La ligne de chemin de fer reliant Dakar à l'intérieur de l'Afrique de l'Ouest a joué un rôle déterminant dans l'histoire de la région, tant sur le plan économique que culturel. Dans son roman « Les Morceaux de bois de Dieu », publié en 1960, Ousmane Sembène relate l'une des luttes ouvrières les plus importantes de l'Afrique-Occidentale française, qui s'est déroulée entre 1947 et 1948. Ce roman, paru la même année que l'indépendance du Sénégal et du Mali, met en scène son combat contre les hiérarchies coloniales qui séparaient Européens et Africains.
La ligne de chemin de fer, dont la section orientale fut achevée en 1904 et qui ouvrit la liaison entre Kayes et Dakar en 1924, devint un symbole de la lutte pour l'égalité et l'unité entre les communautés. Sembène utilise ce moyen de transport non seulement comme toile de fond, mais aussi comme un outil pour relier différentes cultures et luttes sociales. Son récit dépasse la simple description d'un conflit ouvrier en abordant des thèmes plus vastes tels que la justice sociale et l'identité.
Jacques Majorelle, peintre français ayant parcouru l'Afrique de l'Ouest, a su capturer l'essence de la région dans ses œuvres. Lors de son voyage en 1945, il réalisa le portrait d'un homme Kayes, témoignant non seulement de son talent artistique, mais aussi de son profond attachement à la terre et à la culture africaine. Ce portrait, représentant un homme coiffé d'un chapeau de fibres peul, évoque les traditions et l'identité culturelle de la région, tout en nous rappelant la complexité des relations coloniales.

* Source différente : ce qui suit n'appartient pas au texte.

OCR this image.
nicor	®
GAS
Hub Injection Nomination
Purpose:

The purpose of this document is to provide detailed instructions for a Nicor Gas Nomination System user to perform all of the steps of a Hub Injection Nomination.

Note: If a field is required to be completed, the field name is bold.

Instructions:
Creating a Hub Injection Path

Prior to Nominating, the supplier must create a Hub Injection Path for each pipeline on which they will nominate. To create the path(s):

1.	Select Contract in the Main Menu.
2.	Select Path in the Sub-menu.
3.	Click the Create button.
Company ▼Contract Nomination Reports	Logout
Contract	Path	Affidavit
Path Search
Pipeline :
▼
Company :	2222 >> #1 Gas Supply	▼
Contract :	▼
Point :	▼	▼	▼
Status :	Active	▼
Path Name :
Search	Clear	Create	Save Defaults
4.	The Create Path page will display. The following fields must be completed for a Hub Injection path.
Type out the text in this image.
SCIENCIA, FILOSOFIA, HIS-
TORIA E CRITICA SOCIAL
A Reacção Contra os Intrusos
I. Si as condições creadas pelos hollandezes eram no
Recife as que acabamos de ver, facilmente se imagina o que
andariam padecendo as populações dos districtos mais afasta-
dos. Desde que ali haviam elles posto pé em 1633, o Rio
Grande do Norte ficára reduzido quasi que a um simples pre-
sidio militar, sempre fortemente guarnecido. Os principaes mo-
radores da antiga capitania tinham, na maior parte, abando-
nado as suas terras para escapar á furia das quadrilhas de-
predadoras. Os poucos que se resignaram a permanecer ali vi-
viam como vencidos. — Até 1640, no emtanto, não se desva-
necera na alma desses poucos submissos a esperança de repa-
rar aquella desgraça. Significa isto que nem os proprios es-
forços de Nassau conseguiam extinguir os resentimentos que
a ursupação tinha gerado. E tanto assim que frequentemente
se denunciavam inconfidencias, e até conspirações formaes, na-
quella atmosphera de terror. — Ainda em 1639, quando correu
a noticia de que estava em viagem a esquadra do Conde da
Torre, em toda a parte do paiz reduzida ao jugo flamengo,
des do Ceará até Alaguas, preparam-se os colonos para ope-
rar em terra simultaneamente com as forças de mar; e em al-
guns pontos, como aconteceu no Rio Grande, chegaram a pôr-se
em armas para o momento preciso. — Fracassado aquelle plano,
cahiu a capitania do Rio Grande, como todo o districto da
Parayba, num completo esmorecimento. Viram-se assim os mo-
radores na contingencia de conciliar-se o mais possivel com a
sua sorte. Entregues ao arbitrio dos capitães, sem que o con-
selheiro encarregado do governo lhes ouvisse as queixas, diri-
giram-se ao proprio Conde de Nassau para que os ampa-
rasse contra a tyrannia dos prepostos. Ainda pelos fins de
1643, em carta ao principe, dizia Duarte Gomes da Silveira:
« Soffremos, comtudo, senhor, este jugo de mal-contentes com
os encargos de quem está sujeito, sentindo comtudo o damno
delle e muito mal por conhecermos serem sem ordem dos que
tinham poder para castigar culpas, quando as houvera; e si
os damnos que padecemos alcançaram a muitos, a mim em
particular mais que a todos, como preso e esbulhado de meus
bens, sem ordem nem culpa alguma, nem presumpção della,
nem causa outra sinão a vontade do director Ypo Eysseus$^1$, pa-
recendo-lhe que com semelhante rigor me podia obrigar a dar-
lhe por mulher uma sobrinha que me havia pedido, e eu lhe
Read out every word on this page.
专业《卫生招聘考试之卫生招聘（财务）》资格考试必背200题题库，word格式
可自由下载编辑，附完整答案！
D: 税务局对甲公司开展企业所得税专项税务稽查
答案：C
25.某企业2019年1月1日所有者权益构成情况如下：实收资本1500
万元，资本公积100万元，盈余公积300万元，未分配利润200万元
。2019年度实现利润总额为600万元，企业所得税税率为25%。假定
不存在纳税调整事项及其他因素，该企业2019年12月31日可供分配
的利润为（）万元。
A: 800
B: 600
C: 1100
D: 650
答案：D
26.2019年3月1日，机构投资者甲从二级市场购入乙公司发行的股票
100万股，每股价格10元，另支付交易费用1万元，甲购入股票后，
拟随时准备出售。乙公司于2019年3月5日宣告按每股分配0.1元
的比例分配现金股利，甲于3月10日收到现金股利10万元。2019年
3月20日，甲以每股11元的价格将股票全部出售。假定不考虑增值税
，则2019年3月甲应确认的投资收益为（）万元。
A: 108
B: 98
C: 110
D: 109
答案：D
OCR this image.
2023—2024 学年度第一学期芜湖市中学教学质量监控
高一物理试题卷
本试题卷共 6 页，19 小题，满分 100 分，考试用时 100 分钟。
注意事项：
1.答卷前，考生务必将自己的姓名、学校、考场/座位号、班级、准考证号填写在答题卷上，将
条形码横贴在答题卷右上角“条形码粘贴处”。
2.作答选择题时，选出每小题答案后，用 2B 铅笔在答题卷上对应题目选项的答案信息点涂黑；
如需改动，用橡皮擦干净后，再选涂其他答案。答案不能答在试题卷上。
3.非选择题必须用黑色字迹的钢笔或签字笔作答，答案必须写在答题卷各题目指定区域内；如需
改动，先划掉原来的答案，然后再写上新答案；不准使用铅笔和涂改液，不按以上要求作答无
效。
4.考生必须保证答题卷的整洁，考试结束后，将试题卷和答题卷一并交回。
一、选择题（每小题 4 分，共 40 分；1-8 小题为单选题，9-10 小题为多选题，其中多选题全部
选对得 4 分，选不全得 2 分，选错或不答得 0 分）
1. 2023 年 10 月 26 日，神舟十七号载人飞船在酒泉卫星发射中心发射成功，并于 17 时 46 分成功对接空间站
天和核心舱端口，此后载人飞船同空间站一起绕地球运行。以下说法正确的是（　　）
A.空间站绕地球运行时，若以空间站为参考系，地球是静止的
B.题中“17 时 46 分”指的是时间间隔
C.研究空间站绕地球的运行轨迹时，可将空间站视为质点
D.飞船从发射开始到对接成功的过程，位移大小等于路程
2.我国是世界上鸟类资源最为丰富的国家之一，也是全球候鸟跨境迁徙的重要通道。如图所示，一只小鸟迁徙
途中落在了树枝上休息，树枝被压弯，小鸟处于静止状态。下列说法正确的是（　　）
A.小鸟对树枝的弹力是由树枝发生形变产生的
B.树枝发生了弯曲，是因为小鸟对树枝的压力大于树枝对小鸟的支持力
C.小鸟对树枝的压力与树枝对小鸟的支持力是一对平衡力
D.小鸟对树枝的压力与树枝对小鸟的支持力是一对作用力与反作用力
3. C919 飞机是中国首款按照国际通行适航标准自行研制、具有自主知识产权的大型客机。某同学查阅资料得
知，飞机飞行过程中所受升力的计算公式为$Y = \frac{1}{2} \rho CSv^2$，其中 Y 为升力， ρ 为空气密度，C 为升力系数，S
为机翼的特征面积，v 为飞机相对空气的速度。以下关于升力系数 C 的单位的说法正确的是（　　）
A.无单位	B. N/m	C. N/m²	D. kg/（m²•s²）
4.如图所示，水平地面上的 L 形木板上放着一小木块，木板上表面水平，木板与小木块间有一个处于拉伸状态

Malgré leurs perspectives différentes, Sembène et Majorelle offrent tous deux des analyses profondes de la vie en Afrique de l'Ouest durant une période de profonds bouleversements. Le chemin de fer, en tant qu'infrastructure coloniale, devient un symbole des tensions entre l'autoritarisme colonial et les aspirations des Africains à la liberté et à l'égalité. Leurs œuvres nous invitent à réfléchir à l'importance de l'histoire et de la culture dans la construction de l'identité contemporaine.
Ce croisement entre l'art et la littérature, ainsi que son lien avec le chemin de fer Dakar-Niger, nous rappelle que l'histoire n'est pas seulement un récit du passé, mais un élément vivant qui continue d'influencer nos vies aujourd'hui.